From contact center to customer management center: What changed?

From contact center to customer management center: What changed?

By Eden Estopace | Feb 7, 2012
The role of contact centers in organizations has changed over the years from a mere provider of customer access in the 1990s to the multi-channel facilities that they are now, serving customer demands in a 24x7 world. The journey, however, is not without order and chaos.

In a webinar, Martin Dove, Group MD, CIS, Dimension Data, and Strategic Contact Center Consultant Simon Roncoroni discussed the salient points of this transformation as they analyzed the major shifts in the industry as reflected in the 2011 Global Contact Center Benchmarking Report released in October.

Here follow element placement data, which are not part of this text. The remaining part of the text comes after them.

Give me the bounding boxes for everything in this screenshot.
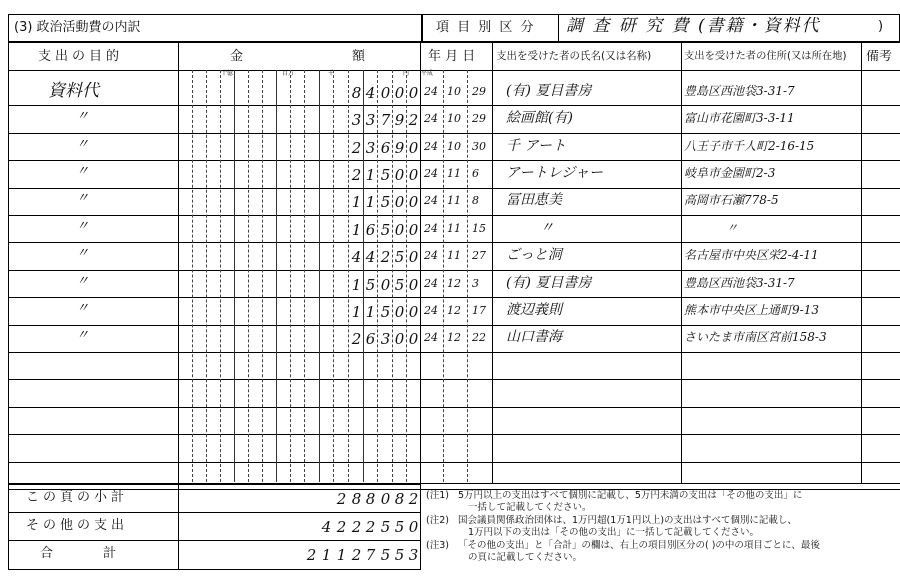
row-amount-digit: 5: [394, 248, 405, 267]
row-amount-digit: 2: [408, 111, 419, 130]
row-amount-digit: 3: [365, 111, 376, 130]
row-divider: [8, 407, 900, 408]
row-date-month: 11: [447, 194, 461, 208]
row-divider: [8, 242, 900, 243]
row-date-year: 24: [424, 166, 438, 180]
row-payee-address: 富山市花園町3-3-11: [684, 112, 795, 125]
row-amount-digit: 6: [365, 220, 376, 239]
amount-digit-divider: [333, 70, 334, 482]
row-amount-digit: 9: [394, 138, 405, 157]
row-amount-digit: 0: [380, 83, 391, 102]
row-date-year: 24: [424, 249, 438, 263]
row-purpose: 〃: [76, 246, 90, 262]
unit-mark-sen: 千: [328, 70, 335, 77]
row-payee-address: 高岡市石瀬778-5: [684, 194, 779, 207]
row-payee-name: 山口書海: [506, 329, 562, 346]
row-amount-digit: 5: [380, 220, 391, 239]
row-amount-digit: 1: [365, 302, 376, 321]
row-date-year: 24: [424, 194, 438, 208]
main-table: [8, 42, 900, 484]
total-digit: 5: [394, 518, 405, 536]
row-date-month: 10: [447, 84, 461, 98]
row-payee-address: 岐阜市金園町2-3: [684, 166, 776, 179]
category-value: 調 査 研 究 費 (書籍・資料代: [566, 16, 821, 36]
row-amount-digit: 0: [380, 275, 391, 294]
unit-mark-hyaku-man: 百万: [282, 70, 295, 77]
row-divider: [8, 325, 900, 326]
col-header-date: 年 月 日: [428, 49, 476, 64]
row-payee-name: 冨田恵美: [506, 192, 562, 209]
amount-digit-divider: [319, 70, 320, 482]
category-close-paren: ): [878, 19, 884, 34]
amount-digit-divider: [290, 70, 291, 482]
row-amount-digit: 9: [394, 111, 405, 130]
row-date-day: 15: [472, 221, 486, 235]
note-text: 5万円以上の支出はすべて個別に記載し、5万円未満の支出は「その他の支出」に: [458, 490, 803, 501]
row-amount-digit: 8: [351, 83, 362, 102]
row-date-month: 10: [447, 139, 461, 153]
row-amount-digit: 2: [380, 248, 391, 267]
row-amount-digit: 5: [380, 302, 391, 321]
row-amount-digit: 3: [351, 111, 362, 130]
total-digit: 1: [336, 546, 347, 564]
row-divider: [8, 133, 900, 134]
row-amount-digit: 0: [408, 330, 419, 349]
total-digit: 0: [380, 490, 391, 508]
row-purpose: 〃: [76, 163, 90, 179]
subtotal-label: この頁の小計: [26, 490, 129, 505]
total-digit: 8: [351, 490, 362, 508]
row-date-month: 12: [447, 276, 461, 290]
date-divider: [443, 70, 444, 482]
amount-digit-divider: [248, 70, 249, 482]
total-digit: 2: [408, 490, 419, 508]
row-amount-digit: 1: [351, 275, 362, 294]
note-label: (注1): [426, 490, 449, 501]
note-text: 一括して記載してください。: [468, 502, 592, 513]
row-amount-digit: 3: [365, 138, 376, 157]
row-payee-name: ごっと洞: [506, 247, 562, 264]
row-amount-digit: 4: [351, 248, 362, 267]
row-date-year: 24: [424, 84, 438, 98]
col-header-remarks: 備考: [866, 50, 893, 63]
amount-digit-divider: [234, 70, 235, 482]
row-divider: [8, 379, 900, 380]
total-digit: 1: [321, 546, 332, 564]
amount-digit-divider: [262, 70, 263, 482]
row-amount-digit: 0: [408, 165, 419, 184]
row-payee-address: 名古屋市中央区栄2-4-11: [684, 249, 819, 262]
row-date-year: 24: [424, 139, 438, 153]
row-purpose: 〃: [76, 109, 90, 125]
row-amount-digit: 0: [408, 275, 419, 294]
category-label: 項 目 別 区 分: [436, 20, 536, 35]
row-divider: [8, 297, 900, 298]
amount-digit-divider: [377, 70, 378, 482]
row-amount-digit: 0: [408, 302, 419, 321]
row-amount-digit: 1: [351, 193, 362, 212]
total-digit: 2: [351, 546, 362, 564]
row-date-month: 12: [447, 331, 461, 345]
note-label: (注3): [426, 540, 449, 551]
note-text: 国会議員関係政治団体は、1万円超(1万1円以上)の支出はすべて個別に記載し、: [458, 515, 797, 526]
row-date-day: 3: [472, 276, 479, 290]
row-amount-digit: 7: [380, 111, 391, 130]
total-label: 合 計: [40, 546, 125, 561]
row-amount-digit: 0: [408, 248, 419, 267]
total-digit: 0: [408, 518, 419, 536]
row-amount-digit: 0: [408, 83, 419, 102]
row-divider: [8, 270, 900, 271]
row-date-day: 6: [472, 166, 479, 180]
row-payee-name: 渡辺義則: [506, 301, 562, 318]
row-divider: [8, 352, 900, 353]
row-payee-address: 八王子市千人町2-16-15: [684, 139, 815, 152]
row-purpose: 〃: [76, 300, 90, 316]
row-amount-digit: 2: [351, 330, 362, 349]
note-text: 「その他の支出」と「合計」の欄は、右上の項目別区分の( )の中の項目ごとに、最後: [458, 540, 820, 551]
row-amount-digit: 5: [380, 193, 391, 212]
row-date-month: 10: [447, 112, 461, 126]
row-date-day: 27: [472, 249, 486, 263]
note-text: の頁に記載してください。: [468, 552, 583, 563]
row-amount-digit: 0: [394, 165, 405, 184]
row-divider: [8, 434, 900, 435]
note-text: 1万円以下の支出は「その他の支出」に一括して記載してください。: [468, 527, 760, 538]
total-digit: 5: [380, 546, 391, 564]
row-amount-digit: 1: [351, 302, 362, 321]
row-payee-name: アートレジャー: [506, 164, 603, 181]
col-header-payee-address: 支出を受けた者の住所(又は所在地): [684, 50, 847, 62]
row-amount-digit: 0: [394, 83, 405, 102]
row-payee-name: (有) 夏目書房: [506, 82, 592, 99]
row-date-year: 24: [424, 221, 438, 235]
section-title: (3) 政治活動費の内訳: [14, 20, 141, 35]
row-amount-digit: 0: [408, 193, 419, 212]
row-purpose: 〃: [76, 218, 90, 234]
row-divider: [8, 188, 900, 189]
amount-digit-divider: [304, 70, 305, 482]
row-date-day: 17: [472, 303, 486, 317]
total-digit: 2: [336, 490, 347, 508]
amount-digit-divider: [192, 70, 193, 482]
row-amount-digit: 0: [408, 138, 419, 157]
row-amount-digit: 1: [351, 220, 362, 239]
row-amount-digit: 4: [365, 83, 376, 102]
col-header-purpose: 支出の目的: [38, 49, 124, 64]
row-date-month: 12: [447, 303, 461, 317]
row-amount-digit: 1: [365, 165, 376, 184]
total-digit: 5: [380, 518, 391, 536]
row-date-day: 29: [472, 84, 486, 98]
row-divider: [8, 462, 900, 463]
row-payee-address: 〃: [726, 221, 739, 234]
row-amount-digit: 0: [408, 220, 419, 239]
row-payee-name: 千 アート: [506, 137, 567, 154]
row-payee-name: (有) 夏目書房: [506, 274, 592, 291]
row-date-year: 24: [424, 276, 438, 290]
amount-digit-divider: [348, 70, 349, 482]
row-date-day: 8: [472, 194, 479, 208]
row-divider: [8, 105, 900, 106]
col-header-amount-2: 額: [352, 49, 366, 64]
total-digit: 2: [351, 518, 362, 536]
row-amount-digit: 5: [394, 275, 405, 294]
row-purpose: 〃: [76, 191, 90, 207]
row-amount-digit: 2: [351, 138, 362, 157]
row-date-month: 11: [447, 249, 461, 263]
row-amount-digit: 6: [380, 138, 391, 157]
row-amount-digit: 0: [394, 330, 405, 349]
total-digit: 2: [336, 518, 347, 536]
amount-digit-divider: [276, 70, 277, 482]
row-date-year: 24: [424, 112, 438, 126]
amount-digit-divider: [220, 70, 221, 482]
row-payee-name: 絵画館(有): [506, 110, 573, 127]
row-date-day: 29: [472, 112, 486, 126]
row-amount-digit: 6: [365, 330, 376, 349]
total-digit: 2: [306, 546, 317, 564]
row-purpose: 資料代: [48, 80, 99, 101]
other-expenses-label: その他の支出: [26, 518, 129, 533]
col-header-payee-name: 支出を受けた者の氏名(又は名称): [496, 50, 652, 62]
row-date-year: 24: [424, 331, 438, 345]
row-amount-digit: 0: [394, 302, 405, 321]
row-amount-digit: 0: [394, 220, 405, 239]
unit-mark-en: 円: [403, 70, 410, 77]
row-amount-digit: 2: [351, 165, 362, 184]
total-digit: 4: [321, 518, 332, 536]
total-digit: 7: [365, 546, 376, 564]
row-divider: [8, 160, 900, 161]
row-date-month: 11: [447, 221, 461, 235]
row-purpose: 〃: [76, 136, 90, 152]
row-amount-digit: 4: [365, 248, 376, 267]
row-date-day: 22: [472, 331, 486, 345]
row-date-day: 30: [472, 139, 486, 153]
row-divider: [8, 215, 900, 216]
row-amount-digit: 5: [380, 165, 391, 184]
row-amount-digit: 5: [365, 275, 376, 294]
row-amount-digit: 0: [394, 193, 405, 212]
total-digit: 8: [365, 490, 376, 508]
row-payee-address: 熊本市中央区上通町9-13: [684, 303, 819, 316]
col-header-amount-1: 金: [230, 49, 244, 64]
total-digit: 3: [408, 546, 419, 564]
row-payee-name: 〃: [540, 219, 554, 236]
unit-mark-heisei: 平成: [421, 70, 434, 77]
row-date-month: 11: [447, 166, 461, 180]
amount-digit-divider: [206, 70, 207, 482]
row-payee-address: 豊島区西池袋3-31-7: [684, 276, 795, 289]
unit-mark-ju-oku: 十億: [221, 70, 234, 77]
row-payee-address: 豊島区西池袋3-31-7: [684, 84, 795, 97]
row-amount-digit: 3: [380, 330, 391, 349]
total-digit: 5: [394, 546, 405, 564]
row-date-year: 24: [424, 303, 438, 317]
row-purpose: 〃: [76, 328, 90, 344]
date-divider: [467, 70, 468, 482]
total-digit: 8: [394, 490, 405, 508]
row-purpose: 〃: [76, 273, 90, 289]
total-digit: 2: [365, 518, 376, 536]
row-amount-digit: 1: [365, 193, 376, 212]
note-label: (注2): [426, 515, 449, 526]
row-payee-address: さいたま市南区宮前158-3: [684, 331, 827, 344]
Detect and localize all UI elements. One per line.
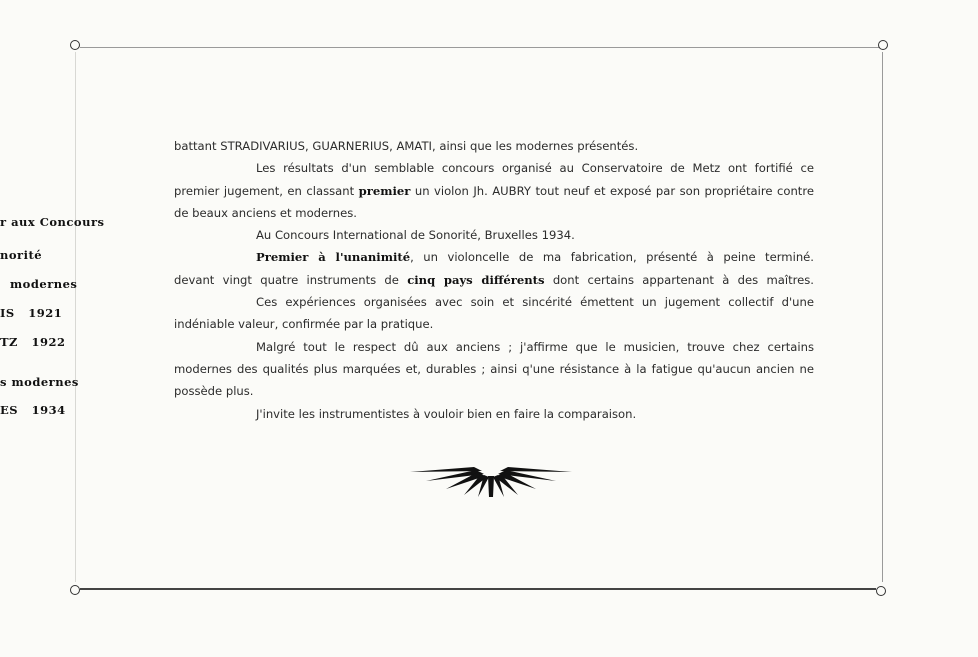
emphasis-unanimite: Premier à l'unanimité [256,250,411,265]
sidebar-line: IS 1921 [0,306,63,320]
text-run: Les résultats d'un semblable concours organisé au Conservatoire de Metz ont fortifié ce premier jugement, en classant [174,161,814,198]
paragraph-metz [174,157,814,224]
paragraph-invitation: J'invite les instrumentistes à vouloir bien en faire la comparaison. [256,406,637,421]
text-run: un violon Jh. AUBRY tout neuf et exposé par son propriétaire contre de beaux anciens et modernes. [174,183,814,220]
frame-top-line [80,47,882,48]
body-text [174,135,814,425]
sidebar-line: modernes [10,277,78,291]
text-run: dont certains appartenant à des maîtres. [544,272,814,287]
sidebar-line: norité [0,248,43,262]
text-run: devant vingt quatre instruments de [174,272,408,287]
sidebar-line: ES 1934 [0,403,66,417]
fan-ornament-icon [408,464,574,498]
frame-right-line [882,52,883,582]
corner-circle-top-left [70,40,80,50]
corner-circle-bottom-left [70,585,80,595]
sidebar-line: s modernes [0,375,79,389]
paragraph-intro: battant STRADIVARIUS, GUARNERIUS, AMATI, ainsi que les modernes présentés. [174,139,639,153]
sidebar-line: r aux Concours [0,215,105,229]
emphasis-premier: premier [358,183,411,198]
paragraph-experiences: Ces expériences organisées avec soin et sincérité émettent un jugement collectif d'une indéniable valeur, confirmée par la pratique. [174,295,814,332]
corner-circle-bottom-right [876,586,886,596]
frame-bottom-line [80,588,876,590]
paragraph-unanimite-2 [174,269,814,291]
frame-left-line [75,52,76,582]
text-run: , un violoncelle de ma fabrication, présenté à peine terminé. [410,250,814,265]
corner-circle-top-right [878,40,888,50]
paragraph-bruxelles: Au Concours International de Sonorité, Bruxelles 1934. [256,228,575,243]
paragraph-malgre: Malgré tout le respect dû aux anciens ; j'affirme que le musicien, trouve chez certains modernes des qualités plus marquées et, durables ; ainsi q'une résistance à la fatigue qu'aucun ancien ne possède plus. [174,339,814,399]
emphasis-cinq-pays: cinq pays différents [407,272,545,287]
sidebar-line: TZ 1922 [0,335,66,349]
paragraph-unanimite-1 [174,246,814,268]
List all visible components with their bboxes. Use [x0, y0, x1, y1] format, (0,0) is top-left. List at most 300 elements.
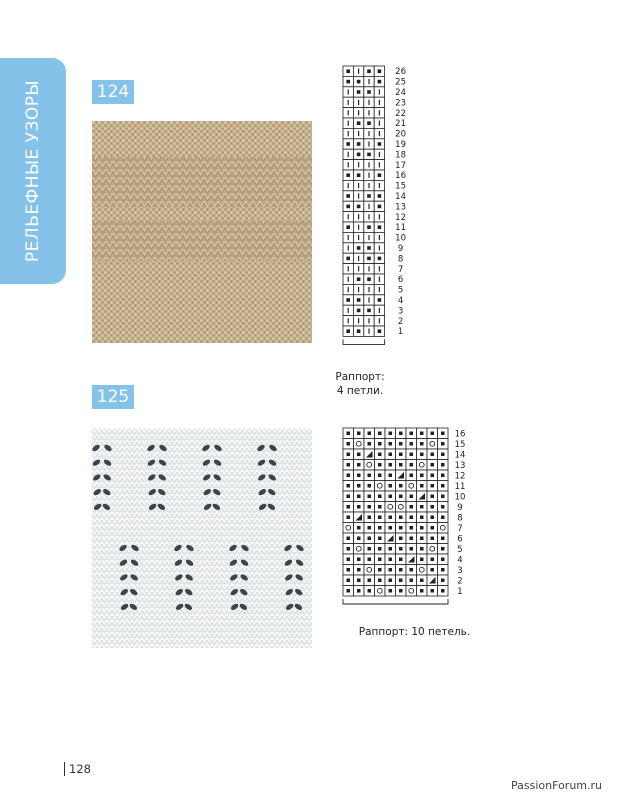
chart-cell: [374, 170, 384, 180]
chart-cell: [353, 212, 363, 222]
chart-cell: [396, 512, 407, 523]
chart-cell: [353, 128, 363, 138]
chart-cell: [385, 449, 396, 460]
repeat-label-124: [330, 370, 390, 398]
row-label: 3: [397, 306, 404, 317]
pattern-photo-125: [92, 428, 312, 648]
chart-cell: [417, 502, 428, 513]
chart-cell: [353, 253, 363, 263]
repeat-bracket: [343, 599, 448, 604]
pattern-chart-125: [343, 428, 508, 618]
chart-cell: [427, 491, 438, 502]
chart-cell: [375, 460, 386, 471]
chart-cell: [417, 428, 428, 439]
row-label: 3: [457, 565, 463, 576]
row-label: 18: [395, 150, 407, 161]
chart-cell: [353, 76, 363, 86]
chart-cell: [438, 491, 449, 502]
chart-cell: [353, 316, 363, 326]
chart-cell: [406, 512, 417, 523]
chart-cell: [353, 191, 363, 201]
row-label: 13: [454, 460, 466, 471]
chart-cell: [385, 523, 396, 534]
chart-cell: [438, 502, 449, 513]
chart-cell: [374, 66, 384, 76]
row-label: 10: [454, 492, 466, 503]
chart-cell: [396, 449, 407, 460]
chart-cell: [375, 428, 386, 439]
chart-cell: [364, 481, 375, 492]
chart-cell: [374, 284, 384, 294]
chart-cell: [438, 460, 449, 471]
chart-cell: [417, 554, 428, 565]
chart-cell: [427, 575, 438, 586]
chart-cell: [343, 533, 354, 544]
row-label: 19: [395, 140, 407, 150]
chart-cell: [364, 149, 374, 159]
chart-cell: [343, 149, 353, 159]
chart-cell: [364, 170, 374, 180]
row-label: 1: [397, 327, 404, 338]
chart-cell: [375, 575, 386, 586]
row-label: 23: [395, 98, 407, 109]
chart-cell: [364, 305, 374, 315]
chart-cell: [438, 512, 449, 523]
row-label: 4: [397, 296, 404, 306]
chart-cell: [364, 108, 374, 118]
row-label: 11: [454, 481, 466, 492]
chart-cell: [354, 428, 365, 439]
chart-cell: [343, 191, 353, 201]
chart-cell: [417, 460, 428, 471]
chart-cell: [396, 544, 407, 555]
chart-cell: [385, 565, 396, 576]
row-label: 11: [395, 223, 407, 234]
chart-cell: [343, 222, 353, 232]
chart-cell: [375, 481, 386, 492]
chart-cell: [396, 460, 407, 471]
row-label: 6: [457, 534, 463, 545]
chart-cell: [353, 108, 363, 118]
chart-cell: [364, 87, 374, 97]
chart-cell: [353, 66, 363, 76]
chart-cell: [354, 481, 365, 492]
row-label: 8: [457, 513, 463, 524]
chart-cell: [396, 586, 407, 597]
chart-cell: [406, 428, 417, 439]
chart-cell: [353, 97, 363, 107]
chart-cell: [343, 326, 353, 336]
chart-cell: [364, 533, 375, 544]
chart-cell: [375, 491, 386, 502]
chart-cell: [343, 76, 353, 86]
chart-cell: [364, 565, 375, 576]
chart-cell: [354, 502, 365, 513]
row-label: 26: [395, 67, 407, 78]
row-label: 9: [397, 244, 404, 254]
chart-cell: [364, 491, 375, 502]
chart-cell: [438, 533, 449, 544]
chart-cell: [427, 439, 438, 450]
chart-cell: [385, 460, 396, 471]
chart-cell: [374, 305, 384, 315]
chart-cell: [417, 586, 428, 597]
chart-cell: [354, 470, 365, 481]
chart-cell: [427, 586, 438, 597]
row-label: 15: [395, 181, 407, 192]
chart-cell: [438, 523, 449, 534]
chart-cell: [364, 523, 375, 534]
chart-cell: [374, 326, 384, 336]
chart-cell: [343, 97, 353, 107]
chart-cell: [353, 305, 363, 315]
chart-cell: [385, 575, 396, 586]
chart-cell: [374, 149, 384, 159]
chart-cell: [364, 66, 374, 76]
chart-cell: [364, 243, 374, 253]
chart-cell: [354, 575, 365, 586]
row-label: 16: [395, 171, 407, 182]
chart-cell: [364, 326, 374, 336]
chart-cell: [427, 502, 438, 513]
row-label: 17: [395, 160, 407, 171]
chart-cell: [374, 97, 384, 107]
chart-cell: [354, 460, 365, 471]
chart-cell: [364, 232, 374, 242]
chart-cell: [364, 253, 374, 263]
row-label: 15: [454, 439, 466, 450]
chart-cell: [406, 481, 417, 492]
chart-cell: [343, 128, 353, 138]
chart-cell: [417, 439, 428, 450]
chart-cell: [353, 264, 363, 274]
chart-cell: [427, 523, 438, 534]
chart-cell: [374, 295, 384, 305]
chart-cell: [343, 274, 353, 284]
chart-cell: [438, 575, 449, 586]
chart-cell: [427, 533, 438, 544]
chart-cell: [438, 428, 449, 439]
chart-cell: [364, 295, 374, 305]
chart-cell: [343, 118, 353, 128]
chart-cell: [343, 295, 353, 305]
chart-cell: [354, 491, 365, 502]
chart-cell: [374, 253, 384, 263]
row-label: 2: [397, 316, 404, 327]
chart-cell: [354, 544, 365, 555]
chart-cell: [353, 118, 363, 128]
chart-cell: [417, 449, 428, 460]
chart-cell: [353, 284, 363, 294]
row-label: 24: [395, 88, 407, 98]
pattern-photo-124: [92, 121, 312, 343]
row-label: 22: [395, 108, 407, 119]
chart-cell: [375, 523, 386, 534]
pattern-chart-124: [343, 66, 418, 356]
chart-cell: [364, 460, 375, 471]
chart-cell: [375, 439, 386, 450]
chart-cell: [353, 326, 363, 336]
chart-cell: [354, 512, 365, 523]
chart-cell: [438, 481, 449, 492]
chart-cell: [374, 212, 384, 222]
chart-cell: [374, 87, 384, 97]
repeat-label-125: Раппорт: 10 петель.: [358, 626, 471, 638]
chart-cell: [343, 160, 353, 170]
chart-cell: [417, 544, 428, 555]
chart-cell: [364, 512, 375, 523]
chart-cell: [343, 180, 353, 190]
chart-cell: [396, 491, 407, 502]
row-label: 5: [457, 544, 463, 555]
chart-cell: [343, 264, 353, 274]
chart-cell: [385, 533, 396, 544]
chart-cell: [385, 428, 396, 439]
chart-cell: [385, 439, 396, 450]
chart-cell: [374, 274, 384, 284]
chart-cell: [427, 470, 438, 481]
chart-cell: [374, 232, 384, 242]
chart-cell: [438, 439, 449, 450]
chart-cell: [396, 575, 407, 586]
chart-cell: [374, 160, 384, 170]
chart-cell: [375, 449, 386, 460]
chart-cell: [374, 139, 384, 149]
chart-cell: [343, 428, 354, 439]
chart-cell: [427, 460, 438, 471]
chart-cell: [364, 118, 374, 128]
chart-cell: [343, 232, 353, 242]
chart-cell: [396, 554, 407, 565]
chart-cell: [406, 502, 417, 513]
row-label: 10: [395, 233, 407, 244]
row-label: 21: [395, 119, 407, 130]
chart-cell: [353, 87, 363, 97]
chart-cell: [364, 222, 374, 232]
chart-cell: [364, 439, 375, 450]
chart-cell: [396, 523, 407, 534]
chart-cell: [438, 470, 449, 481]
chart-cell: [406, 439, 417, 450]
row-label: 9: [457, 502, 463, 513]
row-label: 14: [454, 450, 466, 461]
chart-cell: [364, 274, 374, 284]
chart-cell: [343, 554, 354, 565]
chart-cell: [427, 481, 438, 492]
chart-cell: [343, 87, 353, 97]
chart-cell: [343, 470, 354, 481]
chart-cell: [406, 491, 417, 502]
chart-cell: [354, 439, 365, 450]
chart-cell: [354, 565, 365, 576]
chart-cell: [374, 264, 384, 274]
chart-cell: [364, 76, 374, 86]
chart-cell: [385, 502, 396, 513]
row-label: 2: [457, 576, 463, 587]
chart-cell: [406, 460, 417, 471]
chart-cell: [354, 533, 365, 544]
row-label: 14: [395, 192, 407, 202]
chart-cell: [364, 470, 375, 481]
row-label: 7: [457, 523, 463, 534]
chart-cell: [354, 449, 365, 460]
chart-cell: [364, 449, 375, 460]
chart-cell: [353, 295, 363, 305]
chart-cell: [364, 128, 374, 138]
chart-cell: [374, 222, 384, 232]
chart-cell: [354, 523, 365, 534]
chart-cell: [343, 170, 353, 180]
chart-cell: [353, 160, 363, 170]
chart-cell: [364, 428, 375, 439]
chart-cell: [406, 533, 417, 544]
watermark: PassionForum.ru: [511, 779, 602, 792]
chart-cell: [354, 554, 365, 565]
row-label: 16: [454, 429, 466, 440]
chart-cell: [385, 481, 396, 492]
chart-cell: [396, 439, 407, 450]
chart-cell: [375, 544, 386, 555]
chart-cell: [417, 523, 428, 534]
chart-cell: [438, 554, 449, 565]
chart-cell: [343, 253, 353, 263]
chart-cell: [364, 160, 374, 170]
chart-cell: [417, 491, 428, 502]
chart-cell: [438, 449, 449, 460]
chart-cell: [375, 554, 386, 565]
chart-cell: [406, 575, 417, 586]
chart-cell: [364, 97, 374, 107]
chart-cell: [406, 544, 417, 555]
chart-cell: [364, 554, 375, 565]
row-label: 4: [457, 555, 463, 566]
chart-cell: [343, 575, 354, 586]
chart-cell: [343, 439, 354, 450]
chart-cell: [343, 316, 353, 326]
row-label: 12: [454, 471, 466, 482]
chart-cell: [417, 512, 428, 523]
chart-cell: [374, 118, 384, 128]
chart-cell: [375, 586, 386, 597]
repeat-bracket: [343, 339, 385, 344]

The report, the 12th edition of the annual study conducted by Dimension Data in 66 countries, provided a lot of in-depth insights on the call center landscape today.

Order # 1: The move to multi-channel contact center


Dove said the 1990s call center was born out of the need to provide improved customer access as organizations were looking to replace face-to-face channels in branch networks and retail outlets.  From 2000, however, there was a broadening of channel access as Integrated Voice Response (IVR), self-service, and email were integrated into the call center.

"There was a very strong commercial focus during the time of migrating activity to lower cost channels in order to improve the cost-effectiveness of delivering service," Dove said.

This trend is seen as continuing and viewed as the natural trajectory of the evolution of the call center, with social media seen as playing a big part.

"If you think of about your end behavior as a customer, the phone is not necessarily the first channel of choice anymore. Thus, organizations see the need to provide a multi-channel experience. There is a very strong focus on the need within organizations for more flexibility and agility to respond to changing customer demand," he said.

This race to the multi-channel platform, according to Roncorini, is anchored on the realization of businesses today that one of the very few differentiators available to them is service.

"Pricing is no longer much of a differentiator and pricing has been decimated by the availability of online and the ability of consumers to check prices across a wide range of supplies instantly.  Distribution is also no longer a distribution and indeed rarely is product a differentiator. But the fact is, consumers probably value more than anything is the quality of service they receive from the org that they choose to do business with," he said.

"The call center is actually the glue that holds it all together. So because you have disparate channels out there, the one place that consumers can talk to and where all transactional data resides is in the call center," he added.

Chaos # 1: Getting one's act together

The Global Contact Center Benchmarking Report showed that in the 1990s, 90 percent of customer interactions were handled by traditional human agents. In 2000, only two-thirds were being handled by live agents as service became available on other channels.  In 2010, live agent contact further fell to only one-third of total customer interaction.

Roncorini said the paradox of these numbers is probably a tenth of calls that got into the call center started online. "It migrated from online into the call center either because the consumer did not trust the Web or the instructions on the Web were to contact the call center," he explained.

"What we are starting to see is multiplicity of contact, which to suit the customer who can prefer one over the other and indeed is actually creating unnecessary cost for organizations in delivering the service that consumers want. I absolutely support multiplicity of contact but it is absolutely critical for organizations to start to try and understand where the contact is taking place and where they have opportunities to satisfy the consumer demand wherever it may be on the first attempt the consumer makes," he added.

It is equally important, he said, that the agent has a single and holistic view of the interactions initiated by the customer as a customer who sent a query online and called the contact center 10 minutes later would expect the agent to know that he had made a prior request. However, the online department may be sitting in a different city or country.

"Getting that process optimized is what some organizations are struggling with," he said, adding that multiplicity of contact suits the customer best, as they can prefer one to the other. However, it is actually creating unnecessary cost for organizations in delivering the service that consumers want.

"I absolutely support multiplicity of contact but it is absolutely critical for organizations to start to try and understand where the contact is taking place and where they have opportunities to satisfy the consumer demand wherever it may be on the first attempt the consumer makes," he advised.